Una imagen que duele pero es más normal de lo que uno quisiera, una historia más entre el montón que espero tener acumuladas al final del camino; un momento, un barrio, una familia, una persona cuyo nombre ni siquiera tuve tiempo (como por excusarme de mi desatención) como tantas que pasan desapercibidas, que no son más que estadísticas o datos. Historias que se desdibujan entre polvo y lluvia, entre drenajes a flor de tierra y tardes de futbol bajo un radiante sol o una lluvia inclemente; historias de amor, olvido, abandono, dolor, tristeza, miedo, soledad, felicidad, respeto, camaradería, sororidad, lucha y sobre todo, esperanza. Historias de gente, gente que se hace historias, gente que podríamos definir de la misma forma que Eduardo Galeano, al hablar de los nadies:

Sueñan las pulgas con comprarse un perro y sueñan los nadies con salir de pobres, que algún mágico día llueva de pronto la buena suerte que llueva a cantaros la buena suerte; pero la buena suerte no llueve ayer, ni hoy, ni mañana, ni nunca, ni en lloviznita cae del cielo la buena suerte, por mucho que los nadies la llamen y aunque les pique la mano izquierda, o se levanten con el pie derecho, o empiecen el año cambiando de escoba

Los nadies, los hijos de nadie, los dueños de nada

Los nadies, los ningunos, los ninguneados, corriendo la liebre, muriendo la vida, jodidos, rejodidos

Que no son, aunque sean

Que no hablan idiomas, sino dialectos

Que no profesan religiones, sino supersticiones

Que no hacen arte, sino artesanías

Que no practican cultura, sino folklore

Que no son seres humanos, sino recursos humanos

Que no tienen cara, sino brazos

Que no tienen nombre, sino numero

Que no figuran en la historia universal, sino en la crónica roja de la prensa local

Los nadies, que cuestan menos que la bala que los mata.

 

Los nadies, que abundan en este paraíso desigual que lleva por nombre Guatemala, guardan en si mismos, algo que muchos de nosotros perdemos fácilmente, a veces ante la más pequeña de las dificultades: la esperanza.
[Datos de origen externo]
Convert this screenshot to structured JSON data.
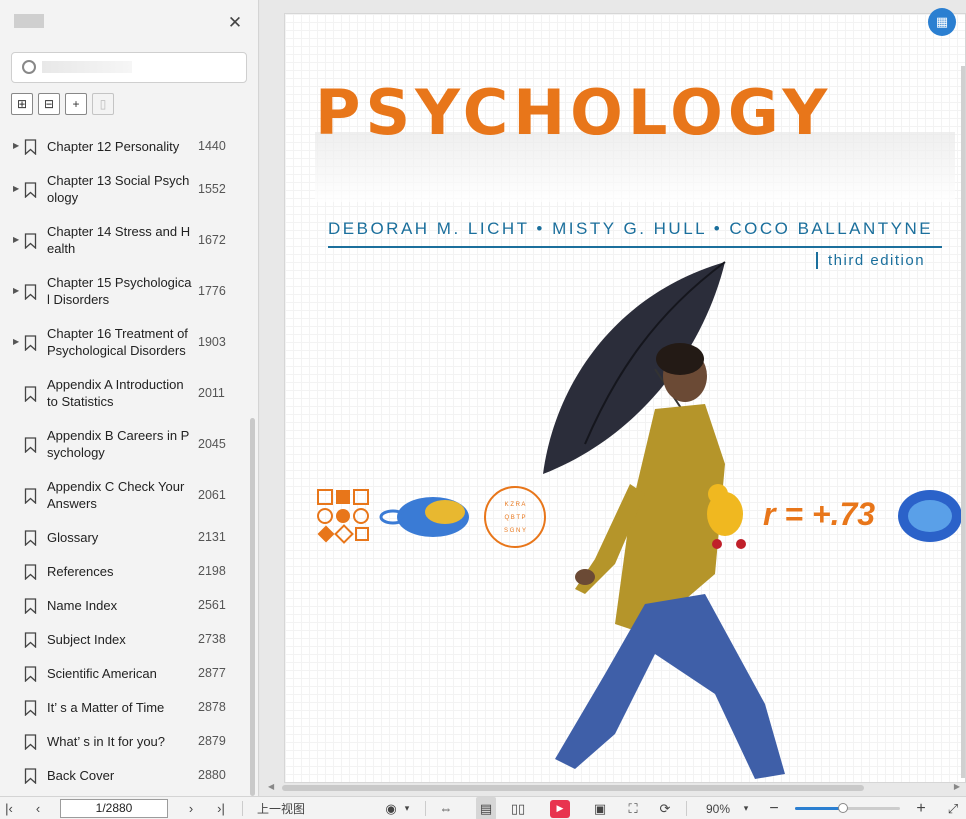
{
  "sidebar": {
    "tools": [
      "expand-all",
      "collapse-all",
      "add-bookmark",
      "remove-bookmark"
    ],
    "items": [
      {
        "label": "Chapter 12 Personality",
        "page": "1440",
        "has_children": true
      },
      {
        "label": "Chapter 13 Social Psych ology",
        "page": "1552",
        "has_children": true
      },
      {
        "label": "Chapter 14 Stress and H ealth",
        "page": "1672",
        "has_children": true
      },
      {
        "label": "Chapter 15 Psychologica l Disorders",
        "page": "1776",
        "has_children": true
      },
      {
        "label": "Chapter 16 Treatment of Psychological Disorders",
        "page": "1903",
        "has_children": true
      },
      {
        "label": "Appendix A Introduction to Statistics",
        "page": "2011",
        "has_children": false
      },
      {
        "label": "Appendix B Careers in P sychology",
        "page": "2045",
        "has_children": false
      },
      {
        "label": "Appendix C Check Your Answers",
        "page": "2061",
        "has_children": false
      },
      {
        "label": "Glossary",
        "page": "2131",
        "has_children": false
      },
      {
        "label": "References",
        "page": "2198",
        "has_children": false
      },
      {
        "label": "Name Index",
        "page": "2561",
        "has_children": false
      },
      {
        "label": "Subject Index",
        "page": "2738",
        "has_children": false
      },
      {
        "label": "Scientific American",
        "page": "2877",
        "has_children": false
      },
      {
        "label": "It’ s a Matter of Time",
        "page": "2878",
        "has_children": false
      },
      {
        "label": "What’ s in It for you?",
        "page": "2879",
        "has_children": false
      },
      {
        "label": "Back Cover",
        "page": "2880",
        "has_children": false
      }
    ]
  },
  "cover": {
    "title": "PSYCHOLOGY",
    "authors": "DEBORAH M. LICHT  •  MISTY G. HULL  •  COCO BALLANTYNE",
    "edition": "third edition",
    "r_value": "r = +.73",
    "eye_chart": [
      "K Z R A",
      "Q B T P",
      "S G N Y"
    ],
    "accent_color": "#e8761a",
    "author_color": "#1b6f9c"
  },
  "bottombar": {
    "page_value": "1/2880",
    "prev_view": "上一视图",
    "zoom": "90%",
    "zoom_fraction": 0.46
  }
}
Ese entrañable y trillado sentimiento a más no poder, pero sin duda con mil significados diferentes para cada uno de nosotros, de acuerdo a nuestra historia, derrotas, victorias y sobre todo anhelos; aunque quizá la forma mas bella de entenderla es a través de las palabras de Jyn Erso, dirigiéndose al consejo rebelde: “Las rebeliones se construyen desde la esperanza” ¿De que otra forma podríamos construir, demoles y reconstruir este país si no fuese desde la esperanza, el afecto, la ternura y la empatía? En un país tan roto, tan violento y dañado como el nuestro, es quizá la única forma que nos quede para hacer algo, aunque esto suene romántico e idealista en demasía; pero, contra años de violencia estructural, exclusión, manipulación, mentiras y miedo ¿Qué otra cosa podemos hacer?

Nada, más que apostar siempre por todos los  actos, posturas, opiniones, propuestas y trabajos que pueden marcar la diferencia; creer en lo que podamos hacer por y para los demás, desde lo que somos, sabemos, creemos y amamos. Aun cuando parezca que ser, saber y amar en este paraíso desigual es un privilegio para unos pocos, excepto la oportunidad de creer (en la medida de lo posible) en una deidad, un discurso, un líder o si somos en verdad valientes, en nosotros mismos.

De ahí es donde debe nacer la esperanza y de esta, la rebelión con la cual estamos dispuestos a cambiar todo lo que está sucediendo, que nos aqueja, duele, cansa y divide; como hoy lo hacen individuos que luchan contra la violencia estructural, el miedo y la violencia desde proyectos y/o reductos que dignifican a las personas, las hacen sentir valiosas, queridas, amadas y dignas de una vida distinta. Aunque dejando de lado los ideales, formalismos y discursos románticos del caso, hay que decir que mantener la esperanza viva en este país tiene un costo demasiado alto; un paraíso tan desigual que tiene gente comiendo de la basura, niñez envuelta en espirales de violencia, adolescentes en abandono y jóvenes sin oportunidades, termina por desgastarlo a uno y robándole casi todo lo que lleva en el corazón

Por eso creo que espacios y personas son lo que nos hace falta, lo que necesitamos por montones para poder rebelarnos contra el dolor, la miseria y la soledad que acongoja a los pequeños, a los excluidos, a los nadie de esta tierra; lugares como la Ciudad de la Esperanza, Los Patojos o Pennat, que llevan ya años confrontando la violencia estructural desde la empatía, respeto, arte, cultura, ciencia, protesta, atenta escucha, sueños y anhelos que de a pocos van devolviendo la esperanza a los niños, a las niñas, a sus padres, hermanos, a sus comunidades en general.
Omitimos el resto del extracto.